Jeremy löste sich leicht, doch blieb ganz nah an meinen Lippen. »Und ich wünschte es gäbe Wörter für das was ich für dich fühle, Bev.« seine Worte verschafften mir ein Lächeln, bevor ich mich löste und aus dem Wagen stieg.

Das wir jetzt eine ganze Woche nicht mehr zusammen waren, ließ mich nachdenklich werden, denn ich genoss seine Anwesenheit zu sehr, so sehr das diese eine Woche schwer für mich werden könnte. Jeremy war nicht einfach nur einen Jungen, den ich kennenlernte. Ich hatte Gefühle für ihn entwickelt, die ich nicht zu beschreiben wagte.

So etwas hatte ich noch nie empfunden. »Und hast du dich von Henry verabschiedet?« meine Mutter stellte sich mir in den Weg und sah dem Taxi hinterher. Ich seufzte. »Ja« murmelte ich. »Ach Schätzchen. Es ist nur eine Woche, danach siehst du ihn schon wieder.« der Arm meiner Mutter legte sich um meine Schultern bevor sie mich mit in das Haus zog.

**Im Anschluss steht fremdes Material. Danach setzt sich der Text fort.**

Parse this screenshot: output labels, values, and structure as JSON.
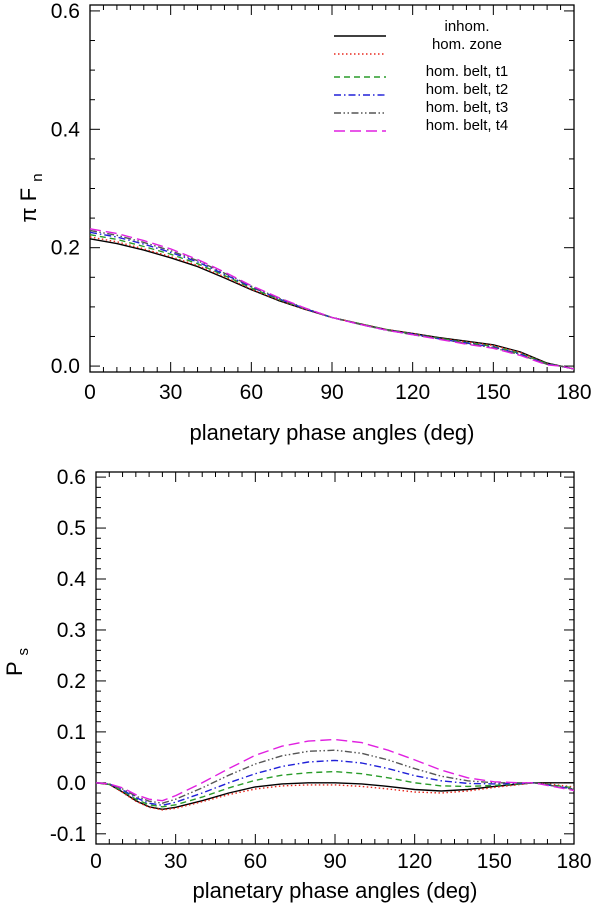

Ja, nur eine Woche, dann sah ich ihn wieder. »Mum ich muss noch einige Sachen für die Schule besorgen, wäre das okay wenn ich dann nachher alleine esse?« ich sah zu Mum auf und bemerkte meinen Vater, der am Türrahmen seines Büros lehnte und uns beobachtete. »Wir wollten jetzt zusammen essen Beverly.« sagte sie nachdenklich und sah zu meinem Vater, um eine Bestätigung oder eine Verneinung zu hören.

»Du kannst ruhig gehen. Die Schule geht vor.« gab er das Schlusswort. Ich nickte in mich hinein und schenkte meiner Mutter ein sanftes Lächeln, bevor ich mich von meinen Eltern abwandte und aus dem Haus verschwand. Eigentlich wollte ich bloß zu Maja. Wir hatten vor allem wegen Jeremy weniger Kontakt als zuvor. Und wir hatten schon davor recht wenig Kontakt gehabt. Einfach weil wir unsere Freundschaft nicht öffentlich machen konnten.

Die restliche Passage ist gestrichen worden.